In the early hours Sunday, four people - three males and one female - were on their way home from a nightclub when they were assaulted on Columbus Avenue by four males, police said.

Officers made the first arrest yesterday: Fabio Brandao, 28, of Framingham, who will be arraigned Tuesday in Boston Municipal Court, police spokesman David Estrada said.

Brandao is charged with assault and battery with a deadly weapon but further charges may follow. Estrada said the case remains under investigation.

Two numbers listed for Fabio Brandao were disconnected.

The assault Sunday began after the suspects' white Honda stopped and the men inside began yelling obscenities and homophobic slurs at the group, police said.

One of the victims, a 23-year-old Jamaica Plain resident named Jenna, who did not want her last name used because other suspects are still at large, said that when she got between the men and her friends, hoping to defuse the situation, one of the suspects punched her in the face.

Soon, police said, Jenna was on the ground, one of her friends had suffered a gash above his right eye, and a third had fled to Massachusetts Avenue, bleeding from the scalp.

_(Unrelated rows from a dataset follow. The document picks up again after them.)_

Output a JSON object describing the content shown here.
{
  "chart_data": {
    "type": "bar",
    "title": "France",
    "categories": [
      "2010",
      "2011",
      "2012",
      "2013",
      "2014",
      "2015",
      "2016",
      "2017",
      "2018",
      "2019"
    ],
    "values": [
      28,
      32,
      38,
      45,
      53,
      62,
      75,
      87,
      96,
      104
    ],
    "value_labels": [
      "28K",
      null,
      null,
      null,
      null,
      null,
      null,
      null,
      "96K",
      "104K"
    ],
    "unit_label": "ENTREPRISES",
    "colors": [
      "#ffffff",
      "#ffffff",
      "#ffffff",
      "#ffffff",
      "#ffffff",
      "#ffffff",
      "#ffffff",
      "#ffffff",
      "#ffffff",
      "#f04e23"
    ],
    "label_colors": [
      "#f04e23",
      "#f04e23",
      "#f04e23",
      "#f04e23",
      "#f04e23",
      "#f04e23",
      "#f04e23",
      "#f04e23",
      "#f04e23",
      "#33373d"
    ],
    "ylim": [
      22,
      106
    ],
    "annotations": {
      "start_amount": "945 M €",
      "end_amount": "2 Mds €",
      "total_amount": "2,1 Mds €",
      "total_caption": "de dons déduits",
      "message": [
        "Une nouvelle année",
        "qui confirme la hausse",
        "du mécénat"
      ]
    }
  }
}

Jeff, another victim of the assault who did not want his last name used, said that as the vehicle carrying the attackers pulled away, he and Jenna repeated the license plate number to the 911 dispatcher.

"We just said it over and over again," he said.

When police arrived, an officer found a cellphone on the ground that did not belong to any of the victims. Police would not disclose how they located Brandao.

"Now that they have someone in custody they can show the city of Boston that hate crimes won't be tolerated," Jeff, 24, of the South End, said of police. "There are still three more out there, but hopefully this guy leads us to the others."

Jenna said she had not heard about the arrest and breathed a sigh of relief when told.

"That's awesome. I feel so much better," she said.

Jeff said both the other victims have been released from Beth Israel Deaconess Medical Center and have since moved to Chicago and Washington, D.C.

Both had planned to leave Boston, Jeff said, but after the attack, one moved up the date of his relocation.

"He had stitches," Jeff said. "He just couldn't be in Boston."

Jenna said police have asked her and Jeff to continue aiding in the investigation of the attack, which she called "random."

"They caught this guy," she said, "so maybe now he can answer some questions."